Despite being scruffy, warty, and alien-looking, common elderberry (Sambucus canadensis) is a magnificent shrub. It is hugely beneficial to pollinators and other wildlife and produces a fruit that is prized for food and medicine alike. Elderberry is also incredibly hardy, fast-growing, and prolific, making it a surefire choice for restoration plantings. Though it is indeed quite common, elderberry deserves our admiration as an ever-critical resource for critters and conservationists alike. 

Common elderberry has a massive range, stretching through eastern Canada and the U.S., down to South America. It grows best in moist, rich soils and in full sun. In the wild, it is most often found in wetlands, floodplains, along stream banks, and old fields. Its tenacity and fast growth are excellent adaptations to these habitats, which are frequently beset by disturbance such as floods, ice scour, and herbivores. Elderberry will vigorously put on new growth to old stems and root-sucker, often forming dense multi-stemmed clumps.

Elderberry is pretty easy to identify. Like other members of the family Adoxaceae (which also includes viburnum shrubs), elderberry has an opposite branching pattern, meaning each node of growth hosts two leaves or stems. Its typical height is 5 to 15 feet tall, but may grow to 25 feet on ideal sites. Elderberry has 5 to 9 inch long pinnately compound leaves with 5 to 11 leaflets per leaf (usually 7 or 9 in my experience). The leaflets have a serrated margin and the petiole typically swells around the stem, looking a bit like the base of a celery stalk. The stems are speckled with small round bumps (the aforementioned wartiness), which are lenticels that assist in gas exchange. Elderberry pith tissue is white in living stems, and very quickly shrivels up in dead stems, to the extent that they are nearly hollow. These hollow dead stems supposedly make perfect flutes or whistles, but I strongly discourage putting plant tissue in your mouth; all parts of the elderberry except its flowers and cooked fruit are quite poisonous to humans.

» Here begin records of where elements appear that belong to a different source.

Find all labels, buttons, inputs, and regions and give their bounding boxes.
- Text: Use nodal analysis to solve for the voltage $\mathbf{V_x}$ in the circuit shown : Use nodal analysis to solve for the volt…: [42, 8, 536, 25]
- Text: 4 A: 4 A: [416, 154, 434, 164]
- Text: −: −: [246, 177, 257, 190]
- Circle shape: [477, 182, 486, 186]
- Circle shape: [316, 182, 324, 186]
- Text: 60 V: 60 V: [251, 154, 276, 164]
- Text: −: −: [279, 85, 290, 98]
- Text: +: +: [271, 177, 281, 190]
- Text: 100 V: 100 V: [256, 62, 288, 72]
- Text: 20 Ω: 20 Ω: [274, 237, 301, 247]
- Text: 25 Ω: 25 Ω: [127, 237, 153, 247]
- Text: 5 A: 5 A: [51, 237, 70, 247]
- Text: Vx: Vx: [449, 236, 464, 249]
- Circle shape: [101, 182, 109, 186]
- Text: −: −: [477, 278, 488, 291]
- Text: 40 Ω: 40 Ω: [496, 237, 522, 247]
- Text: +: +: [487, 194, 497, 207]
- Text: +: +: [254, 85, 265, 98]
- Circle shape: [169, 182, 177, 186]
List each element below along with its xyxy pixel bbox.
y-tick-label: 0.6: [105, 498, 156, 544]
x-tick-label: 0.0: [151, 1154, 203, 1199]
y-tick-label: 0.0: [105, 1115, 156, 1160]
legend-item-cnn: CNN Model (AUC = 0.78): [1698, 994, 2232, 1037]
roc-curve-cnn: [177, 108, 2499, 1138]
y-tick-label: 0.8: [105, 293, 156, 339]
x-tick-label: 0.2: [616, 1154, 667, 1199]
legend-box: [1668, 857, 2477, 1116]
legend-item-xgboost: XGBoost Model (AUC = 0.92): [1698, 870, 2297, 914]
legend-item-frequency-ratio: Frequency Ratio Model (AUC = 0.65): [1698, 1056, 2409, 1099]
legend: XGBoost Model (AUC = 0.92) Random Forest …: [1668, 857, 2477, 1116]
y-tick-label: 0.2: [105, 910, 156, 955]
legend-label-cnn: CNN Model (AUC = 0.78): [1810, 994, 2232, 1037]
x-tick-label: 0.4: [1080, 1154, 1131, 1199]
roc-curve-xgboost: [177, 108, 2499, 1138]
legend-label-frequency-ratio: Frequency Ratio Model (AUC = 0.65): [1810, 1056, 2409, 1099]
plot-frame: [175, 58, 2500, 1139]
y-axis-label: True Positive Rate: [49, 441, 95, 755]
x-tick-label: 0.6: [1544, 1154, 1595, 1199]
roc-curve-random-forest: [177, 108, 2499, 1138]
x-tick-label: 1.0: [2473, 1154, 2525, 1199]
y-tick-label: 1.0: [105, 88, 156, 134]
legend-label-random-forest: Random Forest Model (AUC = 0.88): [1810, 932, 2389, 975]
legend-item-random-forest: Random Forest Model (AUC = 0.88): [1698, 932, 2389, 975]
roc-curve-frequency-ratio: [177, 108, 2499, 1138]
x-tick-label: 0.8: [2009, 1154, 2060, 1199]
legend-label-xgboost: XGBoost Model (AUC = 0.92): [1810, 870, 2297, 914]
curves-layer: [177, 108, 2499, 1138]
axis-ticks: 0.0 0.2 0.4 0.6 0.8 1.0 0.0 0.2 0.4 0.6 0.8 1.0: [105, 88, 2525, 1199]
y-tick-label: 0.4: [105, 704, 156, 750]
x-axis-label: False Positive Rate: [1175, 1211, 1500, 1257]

A bucket filled with bare-root seedlings is placed for scale next to a one-year-old elderberry plant growing in a field.

This elderberry was planted as a bare-root seedling (just like the ones in the bucket) only a year earlier than this photo was taken. Talk about fast growth! Photo by Ryan Davis.

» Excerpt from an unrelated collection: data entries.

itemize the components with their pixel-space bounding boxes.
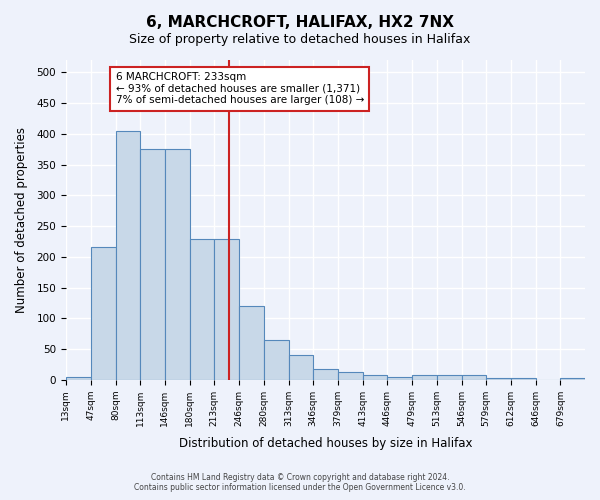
Bar	[437, 376, 462, 380]
Bar	[363, 376, 388, 380]
Bar	[91, 247, 116, 380]
Bar	[66, 378, 91, 380]
Bar	[289, 355, 313, 380]
Bar	[412, 376, 437, 380]
Bar	[560, 378, 585, 380]
Bar	[486, 378, 511, 380]
Text: Contains HM Land Registry data © Crown copyright and database right 2024.
Contai: Contains HM Land Registry data © Crown c…	[134, 473, 466, 492]
Bar	[116, 130, 140, 380]
Bar	[190, 239, 214, 380]
Bar	[511, 378, 536, 380]
Y-axis label: Number of detached properties: Number of detached properties	[15, 127, 28, 313]
Bar	[313, 370, 338, 380]
Bar	[214, 239, 239, 380]
Bar	[388, 376, 412, 380]
Text: 6, MARCHCROFT, HALIFAX, HX2 7NX: 6, MARCHCROFT, HALIFAX, HX2 7NX	[146, 15, 454, 30]
Text: 6 MARCHCROFT: 233sqm
← 93% of detached houses are smaller (1,371)
7% of semi-det: 6 MARCHCROFT: 233sqm ← 93% of detached h…	[116, 72, 364, 106]
Bar	[164, 149, 190, 380]
Text: Size of property relative to detached houses in Halifax: Size of property relative to detached ho…	[130, 32, 470, 46]
X-axis label: Distribution of detached houses by size in Halifax: Distribution of detached houses by size …	[179, 437, 472, 450]
Bar	[462, 376, 486, 380]
Bar	[140, 149, 164, 380]
Bar	[338, 372, 363, 380]
Bar	[239, 306, 264, 380]
Bar	[264, 340, 289, 380]
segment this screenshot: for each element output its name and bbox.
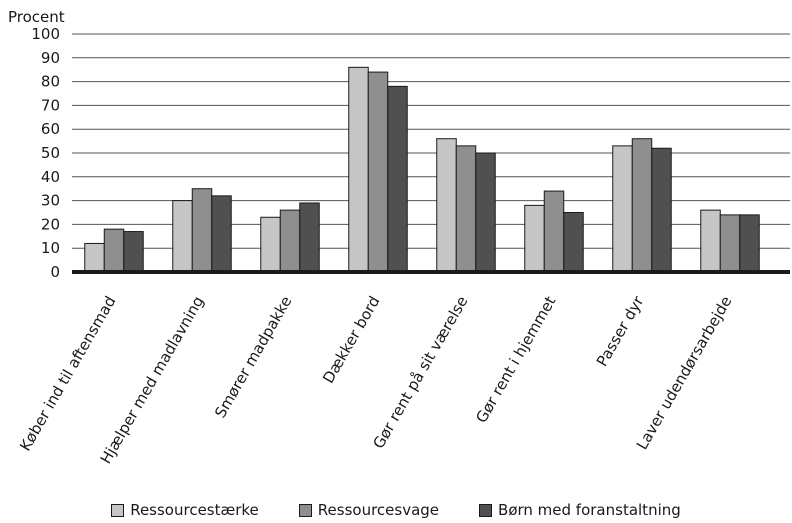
y-tick-label: 60: [41, 120, 60, 138]
bar: [563, 212, 584, 273]
category-label: Gør rent på sit værelse: [369, 293, 471, 452]
bars: [84, 66, 760, 273]
y-tick-label: 90: [41, 49, 60, 67]
y-axis-label: Procent: [8, 8, 65, 26]
legend-label: Ressourcestærke: [130, 501, 259, 519]
bar: [84, 242, 105, 273]
bar: [260, 216, 281, 273]
category-label: Passer dyr: [593, 292, 648, 369]
bar: [172, 200, 193, 273]
y-tick-label: 30: [41, 192, 60, 210]
legend: Ressourcestærke Ressourcesvage Børn med …: [0, 499, 792, 521]
y-tick-label: 50: [41, 144, 60, 162]
y-tick-label: 70: [41, 96, 60, 114]
category-label: Smører madpakke: [211, 293, 295, 421]
y-tick-label: 40: [41, 168, 60, 186]
bar: [123, 231, 144, 273]
bar: [367, 71, 389, 273]
y-tick-label: 20: [41, 215, 60, 233]
bar: [543, 190, 565, 273]
category-label: Dækker bord: [319, 293, 383, 386]
y-tick-label: 100: [31, 25, 60, 43]
category-label: Laver udendørsarbejde: [633, 293, 736, 453]
bar: [739, 214, 760, 273]
bar: [700, 209, 721, 273]
y-tick-label: 0: [50, 263, 60, 281]
legend-item-ressourcestaerke: Ressourcestærke: [111, 499, 259, 521]
bar: [211, 195, 232, 273]
y-tick-labels: 0 10 20 30 40 50 60 70 80 90 100: [31, 25, 60, 281]
legend-item-boern-med-foranstaltning: Børn med foranstaltning: [479, 499, 681, 521]
bar: [387, 85, 408, 273]
bar: [436, 138, 457, 273]
category-label: Gør rent i hjemmet: [472, 293, 559, 426]
category-label: Hjælper med madlavning: [97, 293, 208, 467]
bar: [651, 147, 672, 273]
bar: [475, 152, 496, 273]
bar: [279, 209, 301, 273]
legend-swatch: [111, 503, 125, 517]
legend-label: Ressourcesvage: [317, 501, 440, 519]
y-tick-label: 10: [41, 239, 60, 257]
category-label: Køber ind til aftensmad: [16, 293, 119, 454]
legend-swatch: [298, 503, 312, 517]
legend-swatch: [479, 503, 493, 517]
y-tick-label: 80: [41, 73, 60, 91]
bar: [719, 214, 741, 273]
bar: [191, 188, 213, 273]
legend-item-ressourcesvage: Ressourcesvage: [298, 499, 440, 521]
bar: [348, 66, 369, 273]
bar: [455, 145, 477, 273]
bar-chart: Procent 0 10 20 30 40 50 60 70 80 90 100 Køber ind…: [8, 8, 790, 467]
bar: [299, 202, 320, 273]
bar: [631, 138, 653, 273]
bar: [103, 228, 125, 273]
legend-label: Børn med foranstaltning: [498, 501, 681, 519]
bar: [612, 145, 633, 273]
bar: [524, 204, 545, 273]
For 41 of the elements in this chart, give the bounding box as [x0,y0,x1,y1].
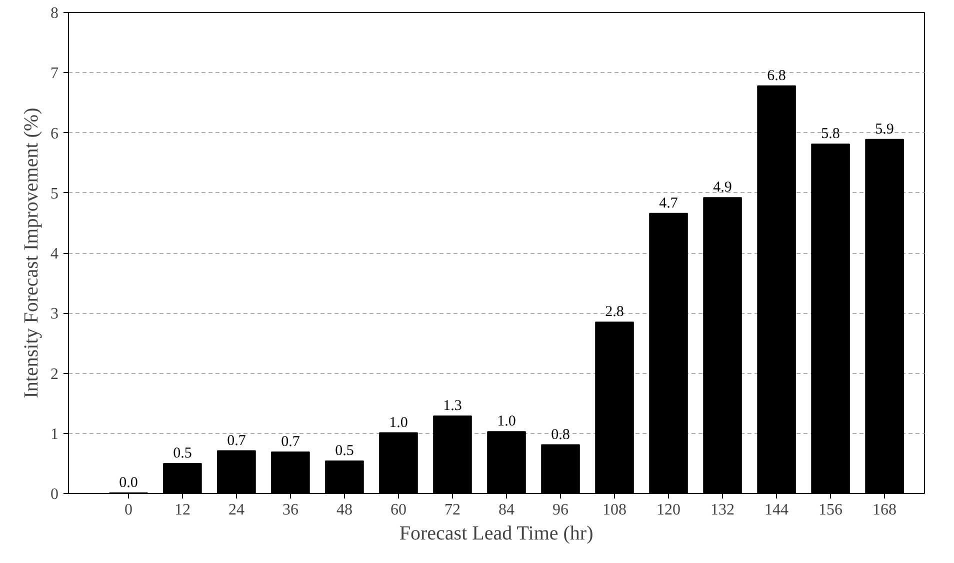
x-tick-label: 36 [282,502,298,518]
y-tick-label: 0 [50,486,58,503]
data-label: 1.0 [389,414,408,431]
data-label: 1.3 [443,398,462,414]
data-label: 1.0 [497,414,516,430]
y-tick-label: 8 [50,5,58,22]
x-tick-label: 60 [390,502,406,518]
data-label: 6.8 [767,68,786,84]
x-tick-label: 12 [174,502,190,518]
data-label: 0.7 [227,432,246,449]
y-tick-label: 2 [50,366,58,383]
y-tick-label: 1 [50,426,58,443]
x-tick-label: 84 [498,502,514,518]
x-tick-label: 144 [764,502,789,518]
data-label: 0.7 [281,434,300,450]
x-tick-label: 24 [228,502,244,518]
y-tick-label: 3 [50,306,58,323]
x-axis-title: Forecast Lead Time (hr) [399,522,594,544]
x-tick-label: 108 [602,502,627,518]
data-label: 0.5 [173,445,192,462]
data-label: 0.0 [119,474,138,491]
data-label: 4.7 [659,195,678,212]
x-tick-label: 132 [710,502,735,518]
x-tick-label: 120 [656,502,681,518]
y-tick-label: 4 [50,246,58,262]
data-label: 4.9 [713,180,732,196]
data-label: 5.8 [821,126,840,142]
y-tick-label: 5 [50,185,58,202]
data-label: 0.5 [335,443,354,460]
data-label: 5.9 [875,121,894,138]
data-label: 2.8 [605,304,624,320]
x-tick-label: 96 [552,502,568,518]
x-tick-label: 72 [444,502,460,518]
x-tick-label: 156 [818,502,843,518]
y-tick-label: 7 [50,65,58,82]
x-tick-label: 0 [124,502,132,518]
data-label: 0.8 [551,426,570,443]
y-tick-label: 6 [50,125,58,142]
x-tick-label: 48 [336,502,352,518]
x-tick-label: 168 [872,502,897,518]
y-axis-title: Intensity Forecast Improvement (%) [20,108,42,398]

On a sunnier note, those hollow dead stems are excellent nesting sites for small cavity-nesting native bees. Elderberry has a habit of substantial stem die back during the winter and then vigorous regrowth from lower on the shrub each spring, meaning there are often ample dead branches for the bees to enjoy. But of course the pollinator benefits don’t stop there! Elderberry is a prolific producer of fragrant flowers, which are 5-petaled, creamy white in color, and held in large round cyme clusters. I typically see them blooming in late June to early July here in southeastern Pennsylvania. The dark purple fruit (which is actually a drupe, not a berry) will ripen later in the summer, usually in August or early September. This is a very important source of calories for songbirds, who at that time are busy fattening up in preparation for a harsh winter at home or migration to warmer climes. Beyond a seasonal food source, dense elderberry clumps make excellent nesting and escape cover for birds and other fauna year-round. 

Elderberry fruit are also cherished by humans. I’ll repeat my disclaimer, that all parts of the elderberry except its flowers and cooked fruit are quite poisonous to humans. The cooked fruit sure is tasty though! It makes an excellent jam, and I have heard it is lovely as a cold juice or made into wine. Elderberry juice has been used medicinally by cultures around the world (there are species of elderberry on every continent but Antarctica) as a cough syrup, anti-inflammatory, and immune system booster. 

An elderberry shrub with branches hanging heavy with its fruits.

If you find an elderberry with ripe fruit, you better pick fast! It won’t take birds long to find and devour them. Photo by Ryan Davis.

I am abundantly happy to plant hundreds of common elderberries in our riparian forest buffer plantings each year. Landowners love it, critters love it, and I love it for how quickly it grows and how tenaciously it will establish itself on a site. As a pioneer species, elderberry specializes in quickly growing in open, wet areas, which is precisely where we are working to re-establish riparian forests. They will begin to stabilize erosion-prone stream banks within just a few years, and begin to spread around the site when birds start dispersing its seeds. Elderberry’s propensity for adventitious rooting helps it to survive after trauma and makes it a good candidate for live staking, though you have to be sure to select stems that are still alive when harvesting stakes. I can’t recommend elderberry enough!